Many people assume critic is derived from the words criticism or critical, which tend to be associated with negativity as in “stop being so critical.” But critical has another connotation. One Merriam Webster definition for critical is: “exercising or involving careful judgment or judicious evaluation.” That sounds like an ideal definition of what a critic does, but the role of a critic goes deeper.
For me, the word critic comes from critique. Merriam Webster defines critique as “an act of criticizing; especially: a critical estimate or discussion.” The keyword in that definition is discussion. By writing a review I am presenting another voice in the greater discussion of whatever art I am writing about. It is merely an opinion. These things are not absolutes. My critiques can be ignored as being off-base and inaccurate, that's fine. There is no right or wrong.
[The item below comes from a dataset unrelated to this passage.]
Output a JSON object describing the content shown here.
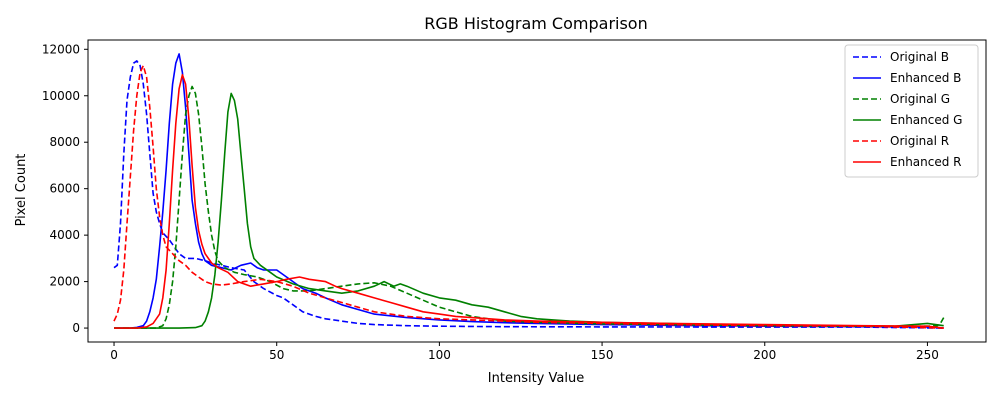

My views aren't better than anyone else's, but, in theory, they are backed by years of experience and education, which may make them worth listening to. It doesn't make my opinion any more correct, though.
I write about film, theater and music because I love it. The experience of discovering something new is exhilarating. When I stumble upon something that speaks to me, whether it moves me, makes me laugh, makes me think or all of the above, I want to share it with the world. Conversely, when I encounter a piece of art that disappoints me I want to steer people away from it. One of the roles of a critic is to act as a guide. But I certainly don't go into something looking to tear it apart. I go in hoping for the best, not the worst. All I ever try to do is give my honest opinion because I have an audience and it would be doing my readers a disservice if I was anything less than honest.
I don't know if I can explain my actual writing process or even what I am looking for because so much of that is subjective. Recently, I had a discussion with someone about the actor John Cusack. This person believes he is a terrible actor because “he's not living the role. He's pretending. Acting is not for people who want to pretend to be someone else; it's for people who want to make their role their life and become that person.” I replied, “Not all great acting has to be disappear-into-the-role method acting.” My debater quite rightly informed me that is just an opinion. Point being, even what is considered great acting is up to debate. One person's good, is another person's bad.
What I am looking for changes based upon what I am watching or listening to. When I write a review I am trying to explain my experience — how it made me feel and react and hopefully pinpoint the why behind those feelings and reactions. I write reviews for the same reason artists create: I'm trying to be understood and have people understand how I experience things. It is about connecting with the art, the artist, the audience and the world. It is participating in an ongoing discourse and creating a give and take. Simply put: I am just another voice trying to be heard.